Indeed, private worship cannot replace public worship. It is important to emphasize that, especially (as you note) in the midst of American individualism, which permeates so much of our cultural milieu. I like your date night analogy; that helps brush off the dust of familiarity that diminishes the importance of the Lord’s Day, and our corporate involvement in it.

As to your COVID-19 comments, I have a couple gentle pushbacks. Saying the pandemic “wasn’t the bubonic plague,” while accurate, is misleading and dismissive. *Nothing* in recent history compares to the bubonic plague, with its death toll of over 50M people. In the last twenty or so years, we’ve seen these pandemics:

SARS (2002-2003): 770 deaths

Swine Flu (2009-2010): 280K deaths

Ebola (2014-2016): 11K deaths

COVID-19 (2019- ): 7M deaths

I understand that different groups within the body of Christ had different convictions regarding what the appropriate safeguards were. Those were, to a large degree, issues of conscience. There’s definitely a precedent in church history for *not* meeting on the Lord’s day in certain cases, as evidenced by these quotes:

“[T]he command to love your neighbor is equal to the greatest commandment to love God, and that what you do or fail to do for your neighbor means doing the same to God. . . . [Some] are much too rash and reckless, tempting God and disregarding everything which might counteract death and the plague. They…wish to prove how independent they are…[and when they] are so foolish as not to take precautions but aggravate the contagion, then the devil has a heyday and many will die. . . . [T]his is a grievous offense to God and to man.”

Martin Luther, 1500s

(https://reporter.lcms.org/wp-content/uploads/2020/03/Plague-blogLW.pdf)

"If the magistrate for a greater good, (as the common safety,) forbid church assemblies in a time of pestilence, assault of enemies, or fire, or the like necessity, it is a duty to obey him."

Richard Baxter, 1600s

(https://www.ethicsandculture.com/blog/2020/richard-baxter-on-churches-meeting-when-forbidden)

“If the government tells us to stop worshiping, stop preaching, stop communicating the gospel, we don’t stop. We obey God rather than men. We don’t start a revolution about that; the apostles didn’t do that. If they put us in jail, we go to jail and we have a jail ministry. Like the apostle Paul said, 'My being in jail has fallen out to the furtherance of the gospel.' So we don’t rebel, we don’t protest. You don’t ever see Christians doing that in the book of Acts. If they were persecuted, they were faithful to proclaim the truth of the gospel of Jesus Christ even if it took them to jail; and that’s been the pattern of true Christianity through all the centuries.

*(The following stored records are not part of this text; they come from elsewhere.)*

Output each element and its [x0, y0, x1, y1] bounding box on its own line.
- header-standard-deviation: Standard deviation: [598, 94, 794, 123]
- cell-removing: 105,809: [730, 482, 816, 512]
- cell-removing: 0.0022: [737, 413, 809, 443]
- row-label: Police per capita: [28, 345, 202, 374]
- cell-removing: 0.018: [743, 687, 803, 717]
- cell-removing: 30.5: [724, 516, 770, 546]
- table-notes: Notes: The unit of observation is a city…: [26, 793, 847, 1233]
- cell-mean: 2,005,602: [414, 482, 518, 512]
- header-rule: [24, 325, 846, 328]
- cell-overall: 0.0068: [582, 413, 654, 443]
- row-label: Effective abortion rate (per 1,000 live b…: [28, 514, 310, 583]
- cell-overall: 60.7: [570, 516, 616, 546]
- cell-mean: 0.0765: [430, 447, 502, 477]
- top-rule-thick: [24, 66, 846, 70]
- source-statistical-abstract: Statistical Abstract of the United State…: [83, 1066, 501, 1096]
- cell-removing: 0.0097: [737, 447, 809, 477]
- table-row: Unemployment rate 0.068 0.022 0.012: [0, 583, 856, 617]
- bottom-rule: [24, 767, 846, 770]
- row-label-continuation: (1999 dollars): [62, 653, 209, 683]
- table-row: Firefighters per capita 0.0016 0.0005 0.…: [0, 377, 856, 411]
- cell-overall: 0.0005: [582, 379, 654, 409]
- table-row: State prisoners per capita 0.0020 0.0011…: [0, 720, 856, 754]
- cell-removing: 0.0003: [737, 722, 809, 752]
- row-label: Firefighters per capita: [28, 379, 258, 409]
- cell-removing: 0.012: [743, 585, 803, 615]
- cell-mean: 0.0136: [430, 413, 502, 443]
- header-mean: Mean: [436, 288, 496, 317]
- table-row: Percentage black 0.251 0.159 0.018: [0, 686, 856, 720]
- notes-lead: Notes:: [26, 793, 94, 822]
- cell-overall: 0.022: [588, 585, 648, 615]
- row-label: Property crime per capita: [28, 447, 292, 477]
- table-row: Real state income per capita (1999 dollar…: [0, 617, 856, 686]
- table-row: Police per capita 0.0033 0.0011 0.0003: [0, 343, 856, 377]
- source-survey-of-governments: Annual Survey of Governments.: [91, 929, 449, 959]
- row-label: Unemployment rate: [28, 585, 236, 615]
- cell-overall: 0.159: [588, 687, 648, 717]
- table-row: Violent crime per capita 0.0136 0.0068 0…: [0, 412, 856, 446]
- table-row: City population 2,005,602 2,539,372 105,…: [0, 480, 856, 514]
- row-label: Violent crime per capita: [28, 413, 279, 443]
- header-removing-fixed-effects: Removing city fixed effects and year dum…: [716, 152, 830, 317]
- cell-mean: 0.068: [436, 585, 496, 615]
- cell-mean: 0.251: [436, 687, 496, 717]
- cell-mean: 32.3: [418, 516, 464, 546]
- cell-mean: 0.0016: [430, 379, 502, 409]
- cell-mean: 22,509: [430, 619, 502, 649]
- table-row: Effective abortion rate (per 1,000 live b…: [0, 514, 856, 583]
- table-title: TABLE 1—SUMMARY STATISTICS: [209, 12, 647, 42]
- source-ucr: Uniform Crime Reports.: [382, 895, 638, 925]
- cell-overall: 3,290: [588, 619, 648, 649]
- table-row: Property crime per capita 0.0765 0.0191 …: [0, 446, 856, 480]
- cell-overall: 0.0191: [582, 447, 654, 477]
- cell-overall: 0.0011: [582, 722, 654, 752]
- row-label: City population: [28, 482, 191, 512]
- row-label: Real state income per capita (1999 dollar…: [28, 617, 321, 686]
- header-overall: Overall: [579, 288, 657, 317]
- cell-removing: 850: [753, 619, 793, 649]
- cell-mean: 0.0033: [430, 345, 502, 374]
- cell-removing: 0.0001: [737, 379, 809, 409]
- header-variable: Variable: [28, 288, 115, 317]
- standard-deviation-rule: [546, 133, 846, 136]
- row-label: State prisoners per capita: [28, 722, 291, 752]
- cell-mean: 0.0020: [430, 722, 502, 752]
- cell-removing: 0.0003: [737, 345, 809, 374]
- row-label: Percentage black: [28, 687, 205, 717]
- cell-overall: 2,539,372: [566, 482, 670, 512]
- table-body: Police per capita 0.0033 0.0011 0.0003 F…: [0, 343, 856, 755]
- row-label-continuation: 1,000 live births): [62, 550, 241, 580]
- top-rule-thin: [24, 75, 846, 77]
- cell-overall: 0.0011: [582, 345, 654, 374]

"But this [the COVID-19 pandemic] is not that. Might become that in the future. Might be overtones of that with some politicians. But this is the government saying, 'Please do this for the protection of this society.' This is for greater societal good, that’s their objective. This is not the persecution of Christianity. This is saying, 'Behave this way so that people don’t become ill and die.'"

John MacArthur, April 19, 2020

(https://www.gty.org/library/sermons-library/70-48/bible-questions-and-answers-part-72)

Were all pastors who delayed corporate meetings for almost a year rebelling against God’s command? Maybe some of them were. But others were simply trying to follow the biblical wisdom espoused by the church leaders above. Asserting otherwise is uncharitable and unhelpful. It gives at least the appearance of falling into the partisan spirit of our age, which so readily divides culture into two extreme camps (in this case, those who knew COVID was no big deal, and those who used it as an opportunity for oppressive governmental overreach). There was genuine disagreement for quite some time, both within and outside the church, on the nature of the pandemic and the best way to address it.